Over the ridge to the north of the Arrigetch, great excitement: a group of chalk-white dots on the green hills. “Dall sheep!” Jorie cries, and we count them, fourteen in all. Dall sheep are the only wild white sheep in the world, and native to Alaska and Canada’s Yukon Territory. “We are now north of the sixti
eth parallel,” Don says. “This is Alaska’s ultimate wilderness.”
“How far does it stretch?” Jorie asks him.
“Are you ready?”
She nods.
“Eight million acres.”
From here, Don takes us to the lake at the headwaters of the Alatna River, informally known to the locals as Gaedeke Lake, after Pat’s late husband, Bernd. It seems he’s sent us a happy omen when we discover our quest: the caribou migration.
I’ve read up on the caribou. Along with the deer and the moose, the caribou is one of the few species to shed their antlers completely. Both males and females have antlers, which begin to grow in late spring and are shed later in the year. They strike a strong resemblance to the fabled reindeer, and they are close cousins, but somehow the caribou appears stronger and more regal.

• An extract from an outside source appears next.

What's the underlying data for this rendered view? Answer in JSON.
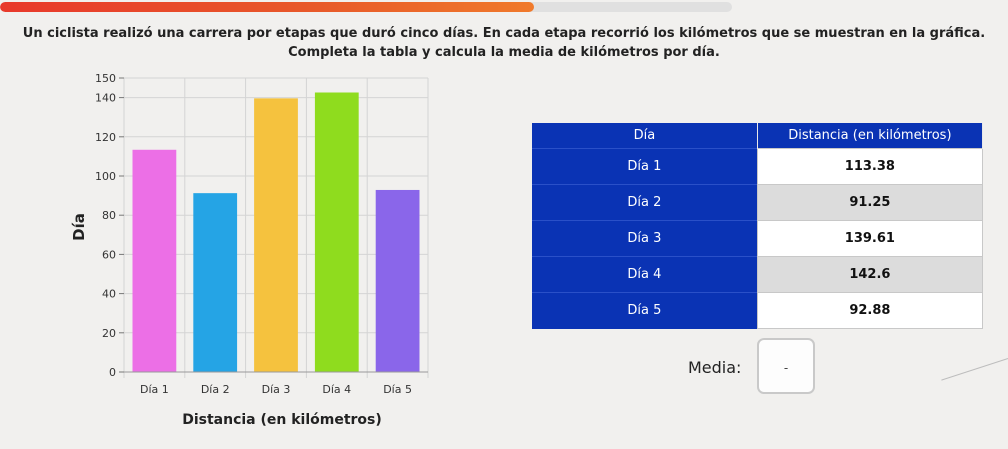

The tundra is dimpled with their tracks, and it reminds me of the Serengeti, its myriad spiderwebs across the land where the wildebeest trek in their migration. There are herds of caribou beneath us, easily in the hundreds. Don explains that when they’re all assembled, the main migration numbers four hundred thousand in this western Arctic herd.
Don lands us on Headwaters Lake and leads us to the cabin that Pat Gaedeke’s husband, Bernd, built for them. He walks inside to make coffee and light the fireplace, and Jorie and I take a seat on the cabin’s front porch. “What a place,” Jorie says. “Here we are, actually in the Arctic—”
“A hundred ten miles north of the Arctic Circle,” I add.
“This is the sixty-seventh parallel,” Don says, handing each of us a steaming mug. “You’re having coffee on the Continental Divide. Looking to our north, all the rivers run to the Arctic Ocean. To the south, all the waters flow to the Yukon River—”
“And from there to the Bering Sea?” I ask him.
“That’s exactly right.”
“And to think that Pat’s husband established all the homesteads in this area,” Jorie says.
“Can you imagine?” I ask her.
“Pioneers,” she says. “We know something about that, don’t we?” We watch the caribou roam all around us, and a red Arctic fox crosses and comes within twenty feet of us. Finally, Jorie rises to go birding. Don takes a seat on the porch and talks me through the commercial plane routes to Iniakuk.